Cheval y Ludyga reconocen la imposibilidad de desligar lo físico de lo cognitivo al tirar a canasta en un partido de baloncesto o ejecutar una certera patada de kárate. Incluso al levantar pesas o echar una carrera, resulta obvio que el cerebro no queda suspendido en el limbo, ya que lo necesitamos para activar habilidades motrices. Ambos autores añaden que aún queda mucho por saber y que las “relaciones cuerpo/mente son especialmente complejas, puesto que en ellas entran en juego muchos factores”, subraya Ludyga.

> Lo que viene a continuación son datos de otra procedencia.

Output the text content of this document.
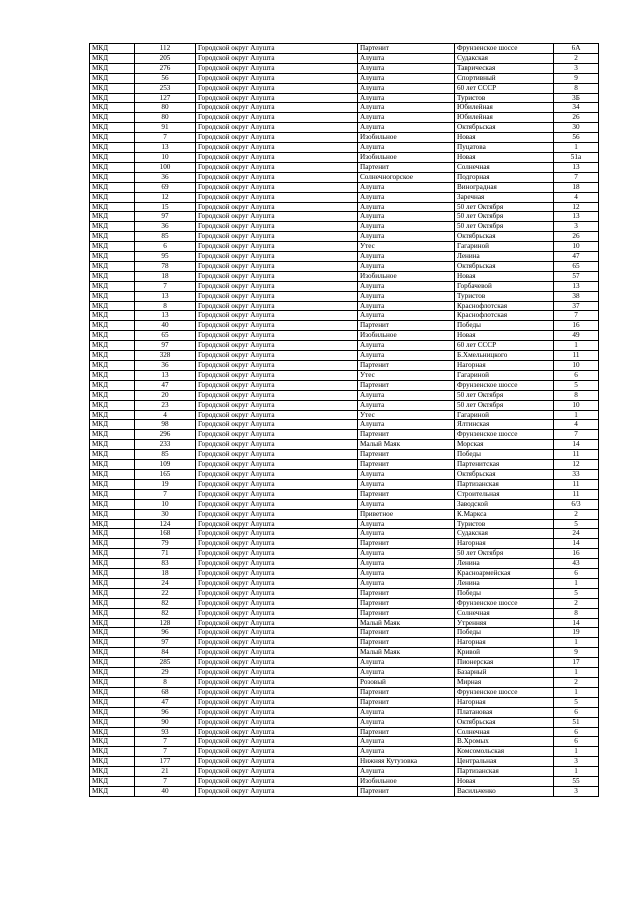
МКД	112	Городской округ Алушта	Партенит	Фрунзенское шоссе	6А
МКД	205	Городской округ Алушта	Алушта	Судакская	2
МКД	276	Городской округ Алушта	Алушта	Таврическая	3
МКД	56	Городской округ Алушта	Алушта	Спортивный	9
МКД	253	Городской округ Алушта	Алушта	60 лет СССР	8
МКД	127	Городской округ Алушта	Алушта	Туристов	3Б
МКД	80	Городской округ Алушта	Алушта	Юбилейная	34
МКД	80	Городской округ Алушта	Алушта	Юбилейная	26
МКД	91	Городской округ Алушта	Алушта	Октябрьская	30
МКД	7	Городской округ Алушта	Изобильное	Новая	56
МКД	13	Городской округ Алушта	Алушта	Пуцатова	1
МКД	10	Городской округ Алушта	Изобильное	Новая	51а
МКД	100	Городской округ Алушта	Партенит	Солнечная	13
МКД	36	Городской округ Алушта	Солнечногорское	Подгорная	7
МКД	69	Городской округ Алушта	Алушта	Виноградная	18
МКД	12	Городской округ Алушта	Алушта	Заречная	4
МКД	15	Городской округ Алушта	Алушта	50 лет Октября	12
МКД	97	Городской округ Алушта	Алушта	50 лет Октября	13
МКД	36	Городской округ Алушта	Алушта	50 лет Октября	3
МКД	85	Городской округ Алушта	Алушта	Октябрьская	26
МКД	6	Городской округ Алушта	Утес	Гагариной	10
МКД	95	Городской округ Алушта	Алушта	Ленина	47
МКД	78	Городской округ Алушта	Алушта	Октябрьская	65
МКД	18	Городской округ Алушта	Изобильное	Новая	57
МКД	7	Городской округ Алушта	Алушта	Горбачевой	13
МКД	13	Городской округ Алушта	Алушта	Туристов	38
МКД	8	Городской округ Алушта	Алушта	Краснофлотская	37
МКД	13	Городской округ Алушта	Алушта	Краснофлотская	7
МКД	40	Городской округ Алушта	Партенит	Победы	16
МКД	65	Городской округ Алушта	Изобильное	Новая	49
МКД	97	Городской округ Алушта	Алушта	60 лет СССР	1
МКД	328	Городской округ Алушта	Алушта	Б.Хмельницкого	11
МКД	36	Городской округ Алушта	Партенит	Нагорная	10
МКД	13	Городской округ Алушта	Утес	Гагариной	6
МКД	47	Городской округ Алушта	Партенит	Фрунзенское шоссе	5
МКД	20	Городской округ Алушта	Алушта	50 лет Октября	8
МКД	23	Городской округ Алушта	Алушта	50 лет Октября	10
МКД	4	Городской округ Алушта	Утес	Гагариной	1
МКД	98	Городской округ Алушта	Алушта	Ялтинская	4
МКД	296	Городской округ Алушта	Партенит	Фрунзенское шоссе	7
МКД	233	Городской округ Алушта	Малый Маяк	Морская	14
МКД	85	Городской округ Алушта	Партенит	Победы	11
МКД	109	Городской округ Алушта	Партенит	Партенитская	12
МКД	165	Городской округ Алушта	Алушта	Октябрьская	33
МКД	19	Городской округ Алушта	Алушта	Партизанская	11
МКД	7	Городской округ Алушта	Партенит	Строительная	11
МКД	10	Городской округ Алушта	Алушта	Заводской	6/3
МКД	30	Городской округ Алушта	Приветное	К.Маркса	2
МКД	124	Городской округ Алушта	Алушта	Туристов	5
МКД	168	Городской округ Алушта	Алушта	Судакская	24
МКД	79	Городской округ Алушта	Партенит	Нагорная	14
МКД	71	Городской округ Алушта	Алушта	50 лет Октября	16
МКД	83	Городской округ Алушта	Алушта	Ленина	43
МКД	18	Городской округ Алушта	Алушта	Красноармейская	6
МКД	24	Городской округ Алушта	Алушта	Ленина	1
МКД	22	Городской округ Алушта	Партенит	Победы	5
МКД	82	Городской округ Алушта	Партенит	Фрунзенское шоссе	2
МКД	82	Городской округ Алушта	Партенит	Солнечная	8
МКД	128	Городской округ Алушта	Малый Маяк	Утренняя	14
МКД	96	Городской округ Алушта	Партенит	Победы	19
МКД	97	Городской округ Алушта	Партенит	Нагорная	1
МКД	84	Городской округ Алушта	Малый Маяк	Кривой	9
МКД	285	Городской округ Алушта	Алушта	Пионерская	17
МКД	29	Городской округ Алушта	Алушта	Базарный	1
МКД	8	Городской округ Алушта	Розовый	Мирная	2
МКД	68	Городской округ Алушта	Партенит	Фрунзенское шоссе	1
МКД	47	Городской округ Алушта	Партенит	Нагорная	5
МКД	96	Городской округ Алушта	Алушта	Платановая	6
МКД	90	Городской округ Алушта	Алушта	Октябрьская	51
МКД	93	Городской округ Алушта	Партенит	Солнечная	6
МКД	7	Городской округ Алушта	Алушта	В.Хромых	6
МКД	7	Городской округ Алушта	Алушта	Комсомольская	1
МКД	177	Городской округ Алушта	Нижняя Кутузовка	Центральная	3
МКД	21	Городской округ Алушта	Алушта	Партизанская	1
МКД	7	Городской округ Алушта	Изобильное	Новая	55
МКД	40	Городской округ Алушта	Партенит	Васильченко	3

¿Es legítimo tener en cuenta actividades que no sean prácticamente mecánicas? ¿Han de cribarse estudios que no se basen en los RCT? Mientras se resuelven las dudas, los defensores del deporte con vistas a un mayor rendimiento intelectivo tienen otro as en la manga. Se trata de los mecanismos neurobiológicos que operan durante el ejercicio y que podrían explicar en parte las mejoras cognitivas que, aducen, siguen a su práctica regular. Los resultados más prometedores señalan al factor neurotrófico derivado del cerebro (BDNF, por sus siglas en inglés), una proteína que aumenta acorde con la intensidad de la actividad y atesora propiedades neuroprotectoras. En una revisión de 2023 sus autores concluyeron que la BDNF podría desempeñar un papel importante en la memoria y los procesos de aprendizaje.

Cheval afirma que también “existen buenos indicios de cambios estructurales (mayor conectividad en determinadas áreas del cerebro) y funcionales (incremento de la actividad neurovascular)” producidos a consecuencia de la práctica deportiva sostenida en el tiempo. Para Ciria, son meras especulaciones con escaso sustento. “Nuestra hipótesis es que el ejercicio físico es cognitivamente beneficioso, pero no por la actividad física en sí, sino por todo lo que está asociado a ella: la parte social y relacional, el contacto con la naturaleza, que vayas a dormir y comer mejor, etc.”, considera.

Al tiempo que continúa el debate, el aluvión de estudios no para de crecer. El pasado diciembre, Javier S. Morales, investigador de la Universidad de Cádiz, publicó en Pediatrics un nuevo metaanálisis, centrado esta vez en niños y adolescentes. Su conclusión traspasa los límites de las funciones cognitivas para abrazar a la propia inteligencia, entendida en su sentido más empirista: el cociente intelectual (CI). “Entre los seis y los 14 años, vimos que los programas de entrenamiento físico mejoraban, de media, el CI en cuatro puntos, una subida que equivale a un curso escolar”, afirma Morales, quien también participó en otra revisión sobre los efectos en la primera infancia aparecida hace menos de un año en Sports Medicine. En este caso, explica, se observaron “mejoras sustanciales en la memoria de trabajo y la flexibilidad cognitiva”. Morales y Cheval abogan por potenciar el deporte en la escuela, no tanto para crear hábitos saludables, sino como una apuesta de bajo coste hacia un aprendizaje más ágil.